00:20Unfortunately, every doctor that I've seen since I was 14 years old dismissed all the symptoms as me just having my period and that's just what my body wants to do.
00:29This is a healthy uterus. And this is a uterus with a disease called endometriosis.
00:34This disease causes tissue to grow outside the uterus. Endometriosis causes pain, organ dysfunction, and in some cases, like mine, infertility.
00:44Yep, my uterus looks like this and that's why I couldn't get pregnant naturally.
00:48I feel like one of the things that isn't talked about a lot with endo is feeling like you can do something and then getting halfway through it, like going for a walk, and then realizing that you don't have enough energy to get home.
01:18I get a lot of questions about what my pain feels like, and a lot of the times it's really hard to articulate, but right now specifically, I have my pain right here on my left side of my lower abdomen, shooting down my leg.
01:39And it feels like it's on fire, but also in like a fist, but it also feels like there's barbed wire like scraping it, and it also feels like things are like pulling.
01:48I need to go start driving again, but I'm scared that it's gonna happen when I'm driving.
01:52I have a disease called endometriosis, and I had a mass that was the size of a grapefruit on my ovary, and all of my organs, internal organs, and reproductive organs are cemented together.
02:04And I also know that my egg reserve is bad because I did look into freezing my eggs.

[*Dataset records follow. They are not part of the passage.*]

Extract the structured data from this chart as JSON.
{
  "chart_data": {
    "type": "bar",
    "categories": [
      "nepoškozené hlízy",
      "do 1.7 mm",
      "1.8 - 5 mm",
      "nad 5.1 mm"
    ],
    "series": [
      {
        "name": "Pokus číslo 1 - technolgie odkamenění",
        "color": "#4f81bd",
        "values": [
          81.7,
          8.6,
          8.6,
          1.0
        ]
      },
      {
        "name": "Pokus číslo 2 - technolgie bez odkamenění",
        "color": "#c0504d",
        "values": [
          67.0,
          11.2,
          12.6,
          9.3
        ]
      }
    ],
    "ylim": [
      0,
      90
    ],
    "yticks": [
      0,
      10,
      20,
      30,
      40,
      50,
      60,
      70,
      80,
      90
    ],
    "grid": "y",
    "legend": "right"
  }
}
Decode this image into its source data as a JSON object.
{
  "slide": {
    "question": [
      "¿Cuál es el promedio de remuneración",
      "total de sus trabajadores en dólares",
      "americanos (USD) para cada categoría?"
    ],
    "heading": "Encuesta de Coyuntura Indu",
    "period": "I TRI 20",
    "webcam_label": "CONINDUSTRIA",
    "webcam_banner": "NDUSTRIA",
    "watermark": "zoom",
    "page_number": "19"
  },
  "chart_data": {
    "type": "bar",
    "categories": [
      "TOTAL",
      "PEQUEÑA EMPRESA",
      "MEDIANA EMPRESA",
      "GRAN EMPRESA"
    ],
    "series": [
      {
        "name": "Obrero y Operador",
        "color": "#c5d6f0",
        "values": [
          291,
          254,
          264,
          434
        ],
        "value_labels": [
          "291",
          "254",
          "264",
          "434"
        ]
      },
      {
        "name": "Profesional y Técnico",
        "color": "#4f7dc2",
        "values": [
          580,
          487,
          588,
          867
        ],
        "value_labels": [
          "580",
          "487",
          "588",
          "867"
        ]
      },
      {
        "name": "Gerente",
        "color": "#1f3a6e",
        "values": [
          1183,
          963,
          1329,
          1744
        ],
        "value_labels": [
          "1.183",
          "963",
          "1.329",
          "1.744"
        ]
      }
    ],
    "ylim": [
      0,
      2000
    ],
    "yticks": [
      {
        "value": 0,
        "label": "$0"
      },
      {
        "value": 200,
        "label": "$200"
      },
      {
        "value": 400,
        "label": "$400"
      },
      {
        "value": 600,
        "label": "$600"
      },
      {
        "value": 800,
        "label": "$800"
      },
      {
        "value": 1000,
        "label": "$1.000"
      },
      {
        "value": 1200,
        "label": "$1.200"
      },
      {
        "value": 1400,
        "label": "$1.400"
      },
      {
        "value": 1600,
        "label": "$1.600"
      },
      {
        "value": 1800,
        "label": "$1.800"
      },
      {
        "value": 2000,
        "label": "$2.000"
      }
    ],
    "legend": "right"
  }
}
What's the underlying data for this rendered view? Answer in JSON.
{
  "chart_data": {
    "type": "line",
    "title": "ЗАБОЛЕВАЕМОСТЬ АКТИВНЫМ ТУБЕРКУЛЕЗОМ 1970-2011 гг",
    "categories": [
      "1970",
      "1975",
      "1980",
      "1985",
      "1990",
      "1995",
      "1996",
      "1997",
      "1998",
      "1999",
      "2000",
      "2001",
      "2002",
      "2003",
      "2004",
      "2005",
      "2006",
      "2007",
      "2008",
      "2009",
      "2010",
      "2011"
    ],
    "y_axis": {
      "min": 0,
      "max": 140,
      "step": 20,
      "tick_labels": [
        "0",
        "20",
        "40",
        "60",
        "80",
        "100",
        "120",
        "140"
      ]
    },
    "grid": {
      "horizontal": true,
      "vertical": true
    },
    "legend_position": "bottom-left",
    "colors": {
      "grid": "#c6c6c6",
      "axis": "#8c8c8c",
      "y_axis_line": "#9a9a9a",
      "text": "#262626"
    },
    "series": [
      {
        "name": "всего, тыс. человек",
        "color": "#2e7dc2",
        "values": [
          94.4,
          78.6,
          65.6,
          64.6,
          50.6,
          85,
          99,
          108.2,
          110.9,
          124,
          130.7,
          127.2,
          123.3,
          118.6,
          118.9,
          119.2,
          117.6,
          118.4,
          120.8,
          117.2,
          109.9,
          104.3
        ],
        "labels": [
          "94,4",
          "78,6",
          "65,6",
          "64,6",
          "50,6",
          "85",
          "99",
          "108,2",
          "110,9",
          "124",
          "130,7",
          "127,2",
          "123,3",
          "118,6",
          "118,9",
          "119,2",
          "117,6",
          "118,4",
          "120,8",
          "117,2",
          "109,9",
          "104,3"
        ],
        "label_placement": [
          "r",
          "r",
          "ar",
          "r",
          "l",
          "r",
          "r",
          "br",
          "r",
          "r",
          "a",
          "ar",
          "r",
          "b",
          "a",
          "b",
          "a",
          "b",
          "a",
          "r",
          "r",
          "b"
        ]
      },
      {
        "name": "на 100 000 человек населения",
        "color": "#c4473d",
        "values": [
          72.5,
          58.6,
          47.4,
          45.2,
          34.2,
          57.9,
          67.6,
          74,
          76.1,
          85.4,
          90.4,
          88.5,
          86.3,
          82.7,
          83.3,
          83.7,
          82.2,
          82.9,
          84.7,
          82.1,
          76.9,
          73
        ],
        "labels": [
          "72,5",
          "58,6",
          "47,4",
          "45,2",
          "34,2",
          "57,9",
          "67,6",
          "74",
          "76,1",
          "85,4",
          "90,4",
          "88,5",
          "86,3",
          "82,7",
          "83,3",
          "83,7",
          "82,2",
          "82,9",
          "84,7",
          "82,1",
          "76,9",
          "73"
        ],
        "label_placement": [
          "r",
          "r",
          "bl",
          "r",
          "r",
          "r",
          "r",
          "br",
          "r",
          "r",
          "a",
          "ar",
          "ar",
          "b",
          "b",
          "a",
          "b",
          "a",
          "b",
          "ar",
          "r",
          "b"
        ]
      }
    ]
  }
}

02:08I'm dealing with a tough pain day with my endometriosis, so I thought I'd share what I do on a day where I'm hurting.
02:14Heat really helps when I'm having horrible cramps, so I use my heating pad and lie down.
02:18I got my menstrual cycle for 10 days every two weeks.
02:22It was very, very heavy, very, very painful.
02:25About two days or three days after my period when I was ovulating, I would be in such excruciating pain I could not walk.
02:32Things did not start being taken serious by doctors until my stomach looked like, hold on.
02:37This is what my stomach looked like.
02:47He then says that my pain while running is psychosomatic.
02:51One of my favorite female medics was in the back corner looking like she was about to have an aneurysm.
02:57But I did witness a grown man explain to a grown woman how the uterus works and then tell her her pain is not real.
03:09Upside to that story, I now am getting hysterectomy to be rid of my pain.
03:19Okay, Batman, we'll take it from here.
03:21If you're one of the 200 million people whose uterus is affected by endometriosis, stay hopeful.
03:27Even Marilyn Monroe suffered from endometriosis.
03:30And she's iconic, just like you.